The only variation on this theme that I would classify as “healthy and reassuring” comes from Bret Devereaux’s anatomy of a classical general’s pre-battle speech, in “The Battle of Helm’s Deep, Part 7” (June 2020). Devereaux gives as an almost comically stereotypical example of the genre the battle speech placed in Catiline’s mouth by Sallust:

You know perfectly well, soldiers, […] in what condition our affairs stand. Two hostile armies, one towards Rome, the other towards Gaul, block our way. We cannot remain longer where we are, however much we may desire it, because of lack of grain and other necessities. Wherever we decide to go, we must hew a path with the sword. Therefore I counsel you to be brave and ready of spirit, and when you enter the battle to remember that you carry in your own right hands riches, honour, glory; yea, even freedom and your nature land. If we win, complete security will be ours, supplies will abound, free towns and colonies will open their gates; but if we yield to fear, the very reverse will be true: no place and no friend will guard the man whom arms could not protect.
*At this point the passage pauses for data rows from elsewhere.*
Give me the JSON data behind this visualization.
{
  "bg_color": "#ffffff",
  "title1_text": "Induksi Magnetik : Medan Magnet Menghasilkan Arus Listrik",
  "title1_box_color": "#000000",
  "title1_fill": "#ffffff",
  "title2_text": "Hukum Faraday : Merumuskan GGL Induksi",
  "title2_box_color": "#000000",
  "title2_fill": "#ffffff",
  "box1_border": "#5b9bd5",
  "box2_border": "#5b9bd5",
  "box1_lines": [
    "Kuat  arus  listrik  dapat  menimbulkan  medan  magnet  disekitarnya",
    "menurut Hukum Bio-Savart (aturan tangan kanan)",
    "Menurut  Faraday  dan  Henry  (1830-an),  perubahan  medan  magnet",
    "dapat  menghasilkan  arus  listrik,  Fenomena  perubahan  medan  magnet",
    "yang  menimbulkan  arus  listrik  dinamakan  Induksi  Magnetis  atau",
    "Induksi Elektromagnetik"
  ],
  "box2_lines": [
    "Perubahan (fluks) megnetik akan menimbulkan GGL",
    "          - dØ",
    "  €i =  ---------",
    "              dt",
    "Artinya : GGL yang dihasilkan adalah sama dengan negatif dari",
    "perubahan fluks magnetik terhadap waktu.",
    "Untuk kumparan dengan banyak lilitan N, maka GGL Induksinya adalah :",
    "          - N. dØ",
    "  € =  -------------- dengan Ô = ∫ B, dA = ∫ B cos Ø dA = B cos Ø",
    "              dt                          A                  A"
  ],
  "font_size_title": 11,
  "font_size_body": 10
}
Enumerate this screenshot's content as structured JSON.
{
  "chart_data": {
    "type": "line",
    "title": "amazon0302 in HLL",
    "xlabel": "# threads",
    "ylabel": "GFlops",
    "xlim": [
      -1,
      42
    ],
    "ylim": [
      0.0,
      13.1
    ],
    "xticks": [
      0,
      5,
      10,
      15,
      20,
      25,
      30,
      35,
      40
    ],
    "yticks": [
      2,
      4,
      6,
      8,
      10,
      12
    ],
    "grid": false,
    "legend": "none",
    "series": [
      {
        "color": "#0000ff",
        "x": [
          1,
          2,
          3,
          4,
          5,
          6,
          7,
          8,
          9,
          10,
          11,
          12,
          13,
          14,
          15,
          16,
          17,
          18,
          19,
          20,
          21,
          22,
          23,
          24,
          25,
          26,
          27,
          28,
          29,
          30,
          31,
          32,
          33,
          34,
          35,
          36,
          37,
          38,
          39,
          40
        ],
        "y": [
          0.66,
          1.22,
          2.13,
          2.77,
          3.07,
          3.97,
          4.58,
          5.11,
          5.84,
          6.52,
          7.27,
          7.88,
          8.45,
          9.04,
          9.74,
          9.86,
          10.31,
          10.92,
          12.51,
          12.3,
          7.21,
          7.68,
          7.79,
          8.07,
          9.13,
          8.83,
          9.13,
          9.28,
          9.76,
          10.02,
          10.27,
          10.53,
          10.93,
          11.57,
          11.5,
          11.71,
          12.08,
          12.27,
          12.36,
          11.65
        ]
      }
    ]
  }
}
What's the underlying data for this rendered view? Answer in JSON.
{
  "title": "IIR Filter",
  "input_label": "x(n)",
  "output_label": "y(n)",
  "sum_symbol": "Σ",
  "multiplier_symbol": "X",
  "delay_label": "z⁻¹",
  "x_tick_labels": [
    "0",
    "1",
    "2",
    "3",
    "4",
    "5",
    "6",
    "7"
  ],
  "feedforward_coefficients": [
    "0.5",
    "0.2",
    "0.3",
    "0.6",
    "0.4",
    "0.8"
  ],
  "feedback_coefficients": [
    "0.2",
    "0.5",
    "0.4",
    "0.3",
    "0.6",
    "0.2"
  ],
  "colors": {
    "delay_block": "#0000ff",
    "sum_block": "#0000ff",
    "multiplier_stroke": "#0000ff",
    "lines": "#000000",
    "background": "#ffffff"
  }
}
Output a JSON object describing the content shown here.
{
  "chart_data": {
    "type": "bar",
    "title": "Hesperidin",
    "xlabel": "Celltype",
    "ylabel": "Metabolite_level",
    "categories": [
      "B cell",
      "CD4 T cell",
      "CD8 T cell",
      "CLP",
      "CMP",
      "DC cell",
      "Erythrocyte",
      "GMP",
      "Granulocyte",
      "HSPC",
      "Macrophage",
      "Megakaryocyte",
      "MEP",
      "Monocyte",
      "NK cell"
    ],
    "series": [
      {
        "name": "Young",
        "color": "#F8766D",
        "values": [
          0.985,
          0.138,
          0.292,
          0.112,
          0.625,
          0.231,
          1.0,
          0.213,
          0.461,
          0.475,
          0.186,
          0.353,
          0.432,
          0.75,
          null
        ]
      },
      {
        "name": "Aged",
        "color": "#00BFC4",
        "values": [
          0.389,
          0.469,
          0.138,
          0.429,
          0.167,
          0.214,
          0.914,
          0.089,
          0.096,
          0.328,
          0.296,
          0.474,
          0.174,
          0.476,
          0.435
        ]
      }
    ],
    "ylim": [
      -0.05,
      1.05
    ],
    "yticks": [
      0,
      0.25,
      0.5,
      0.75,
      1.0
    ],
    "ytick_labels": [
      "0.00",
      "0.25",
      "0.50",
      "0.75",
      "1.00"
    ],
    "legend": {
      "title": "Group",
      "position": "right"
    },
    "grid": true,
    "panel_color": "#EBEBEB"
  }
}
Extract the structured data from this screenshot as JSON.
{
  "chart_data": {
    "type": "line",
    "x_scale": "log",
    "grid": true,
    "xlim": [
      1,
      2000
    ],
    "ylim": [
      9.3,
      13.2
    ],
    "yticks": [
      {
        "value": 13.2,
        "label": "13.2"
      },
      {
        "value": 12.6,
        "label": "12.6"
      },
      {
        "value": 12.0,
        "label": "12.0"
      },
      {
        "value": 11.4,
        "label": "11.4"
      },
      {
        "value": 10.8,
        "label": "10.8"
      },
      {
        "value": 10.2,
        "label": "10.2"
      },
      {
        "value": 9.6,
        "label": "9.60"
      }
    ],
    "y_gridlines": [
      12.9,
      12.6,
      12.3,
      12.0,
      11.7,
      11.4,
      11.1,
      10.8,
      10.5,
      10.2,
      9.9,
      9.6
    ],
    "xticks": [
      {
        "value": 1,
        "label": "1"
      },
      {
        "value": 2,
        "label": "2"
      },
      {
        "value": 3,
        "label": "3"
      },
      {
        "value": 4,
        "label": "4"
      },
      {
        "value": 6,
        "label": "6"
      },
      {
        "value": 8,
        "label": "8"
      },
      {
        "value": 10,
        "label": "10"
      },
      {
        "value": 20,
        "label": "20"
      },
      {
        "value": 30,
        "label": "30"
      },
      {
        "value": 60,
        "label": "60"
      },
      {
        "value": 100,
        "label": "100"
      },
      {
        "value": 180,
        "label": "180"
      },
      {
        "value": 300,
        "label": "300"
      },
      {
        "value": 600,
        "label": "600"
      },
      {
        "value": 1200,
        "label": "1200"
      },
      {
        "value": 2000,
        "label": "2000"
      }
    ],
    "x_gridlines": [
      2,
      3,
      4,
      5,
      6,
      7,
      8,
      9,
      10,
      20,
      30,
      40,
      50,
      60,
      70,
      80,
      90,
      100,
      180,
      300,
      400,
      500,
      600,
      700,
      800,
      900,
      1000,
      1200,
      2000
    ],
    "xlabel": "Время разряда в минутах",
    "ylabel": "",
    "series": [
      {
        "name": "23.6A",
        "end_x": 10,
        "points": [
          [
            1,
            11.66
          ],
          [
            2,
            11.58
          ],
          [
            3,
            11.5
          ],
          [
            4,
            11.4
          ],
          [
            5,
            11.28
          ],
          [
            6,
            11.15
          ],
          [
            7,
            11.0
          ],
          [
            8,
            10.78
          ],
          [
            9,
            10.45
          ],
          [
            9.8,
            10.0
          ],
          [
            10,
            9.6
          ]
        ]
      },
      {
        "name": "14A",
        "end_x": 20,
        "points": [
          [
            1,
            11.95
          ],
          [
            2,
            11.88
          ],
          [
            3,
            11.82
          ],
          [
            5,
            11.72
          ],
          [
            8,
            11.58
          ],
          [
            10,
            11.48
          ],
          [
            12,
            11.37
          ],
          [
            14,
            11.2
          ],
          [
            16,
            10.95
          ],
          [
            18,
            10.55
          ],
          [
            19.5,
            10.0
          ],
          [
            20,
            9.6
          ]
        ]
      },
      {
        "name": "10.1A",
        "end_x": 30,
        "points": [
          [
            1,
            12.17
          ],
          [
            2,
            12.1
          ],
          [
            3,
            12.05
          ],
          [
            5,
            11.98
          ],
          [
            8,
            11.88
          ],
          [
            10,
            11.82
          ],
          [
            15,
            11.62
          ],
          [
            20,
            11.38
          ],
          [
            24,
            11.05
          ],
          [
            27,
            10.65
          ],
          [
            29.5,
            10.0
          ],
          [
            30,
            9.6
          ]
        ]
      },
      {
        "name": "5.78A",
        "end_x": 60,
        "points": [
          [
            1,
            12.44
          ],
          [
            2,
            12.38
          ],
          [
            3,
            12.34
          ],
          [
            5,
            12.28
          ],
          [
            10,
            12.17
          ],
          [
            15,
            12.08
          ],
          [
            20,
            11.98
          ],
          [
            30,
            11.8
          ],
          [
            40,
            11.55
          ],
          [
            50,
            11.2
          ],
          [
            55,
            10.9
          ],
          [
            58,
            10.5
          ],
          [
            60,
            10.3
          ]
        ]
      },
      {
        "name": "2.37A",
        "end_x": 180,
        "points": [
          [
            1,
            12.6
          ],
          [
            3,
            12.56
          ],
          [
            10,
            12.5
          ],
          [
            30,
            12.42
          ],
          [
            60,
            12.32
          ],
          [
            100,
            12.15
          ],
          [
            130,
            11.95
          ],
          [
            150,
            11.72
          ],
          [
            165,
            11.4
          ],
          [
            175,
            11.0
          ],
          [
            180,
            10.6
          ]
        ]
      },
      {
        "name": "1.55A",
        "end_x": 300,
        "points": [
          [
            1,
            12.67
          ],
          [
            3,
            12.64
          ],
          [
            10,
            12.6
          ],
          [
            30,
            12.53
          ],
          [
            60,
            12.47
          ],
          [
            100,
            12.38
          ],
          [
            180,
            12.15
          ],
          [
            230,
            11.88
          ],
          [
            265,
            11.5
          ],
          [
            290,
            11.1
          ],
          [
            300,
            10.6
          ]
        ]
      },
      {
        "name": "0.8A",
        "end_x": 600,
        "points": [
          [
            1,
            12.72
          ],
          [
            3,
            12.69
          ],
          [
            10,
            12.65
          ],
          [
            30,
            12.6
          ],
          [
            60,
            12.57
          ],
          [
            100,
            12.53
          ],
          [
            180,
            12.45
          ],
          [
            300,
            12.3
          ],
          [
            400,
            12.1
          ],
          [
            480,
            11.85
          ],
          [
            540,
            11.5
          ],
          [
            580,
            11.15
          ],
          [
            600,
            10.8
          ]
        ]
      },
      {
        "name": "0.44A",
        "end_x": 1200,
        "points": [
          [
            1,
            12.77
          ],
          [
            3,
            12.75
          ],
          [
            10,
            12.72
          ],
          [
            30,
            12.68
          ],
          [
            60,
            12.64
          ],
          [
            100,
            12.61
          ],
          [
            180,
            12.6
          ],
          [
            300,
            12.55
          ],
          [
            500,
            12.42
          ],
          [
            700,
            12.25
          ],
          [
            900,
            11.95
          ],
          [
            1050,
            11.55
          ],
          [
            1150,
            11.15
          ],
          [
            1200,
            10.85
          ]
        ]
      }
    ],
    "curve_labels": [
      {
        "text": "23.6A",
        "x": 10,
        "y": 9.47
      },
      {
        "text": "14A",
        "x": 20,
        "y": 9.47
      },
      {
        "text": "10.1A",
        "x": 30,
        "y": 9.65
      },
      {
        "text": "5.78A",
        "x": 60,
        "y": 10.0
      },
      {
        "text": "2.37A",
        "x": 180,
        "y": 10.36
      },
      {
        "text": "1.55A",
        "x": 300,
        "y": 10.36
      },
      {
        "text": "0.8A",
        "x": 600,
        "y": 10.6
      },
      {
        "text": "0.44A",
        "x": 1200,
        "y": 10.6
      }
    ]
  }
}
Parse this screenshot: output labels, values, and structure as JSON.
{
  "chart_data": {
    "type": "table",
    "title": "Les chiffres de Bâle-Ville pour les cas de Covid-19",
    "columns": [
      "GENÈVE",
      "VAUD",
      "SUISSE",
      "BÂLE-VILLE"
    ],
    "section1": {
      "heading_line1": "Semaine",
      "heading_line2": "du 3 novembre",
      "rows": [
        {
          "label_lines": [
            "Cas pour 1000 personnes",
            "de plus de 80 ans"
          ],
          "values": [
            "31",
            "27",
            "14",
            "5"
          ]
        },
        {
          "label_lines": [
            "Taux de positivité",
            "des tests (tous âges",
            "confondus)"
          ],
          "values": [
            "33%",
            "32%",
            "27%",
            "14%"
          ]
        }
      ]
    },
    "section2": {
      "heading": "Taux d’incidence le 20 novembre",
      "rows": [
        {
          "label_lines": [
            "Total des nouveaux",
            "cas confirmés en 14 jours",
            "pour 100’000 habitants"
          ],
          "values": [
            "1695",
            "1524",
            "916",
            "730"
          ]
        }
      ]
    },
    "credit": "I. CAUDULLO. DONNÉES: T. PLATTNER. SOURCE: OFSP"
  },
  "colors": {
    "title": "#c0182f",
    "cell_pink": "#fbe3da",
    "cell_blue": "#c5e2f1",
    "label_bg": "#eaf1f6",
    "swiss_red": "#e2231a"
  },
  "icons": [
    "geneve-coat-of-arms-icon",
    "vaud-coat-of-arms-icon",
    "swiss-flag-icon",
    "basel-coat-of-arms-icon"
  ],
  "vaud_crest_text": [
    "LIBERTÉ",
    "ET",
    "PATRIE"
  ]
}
Moreover, soldiers, we and our opponents are not facing the same exigency. We are battling for country, for freedom, for life; theirs is a futile contest, to uphold the power of a few men. March on, therefore, with the greater courage […]

That is, the Bad Other are strong and capable; but not overwhelmingly stronger nor despicably weaker, and certainly not both. The battle speech emphasizes not disparity in power but disparity in right.

It’s not about might; it’s about right.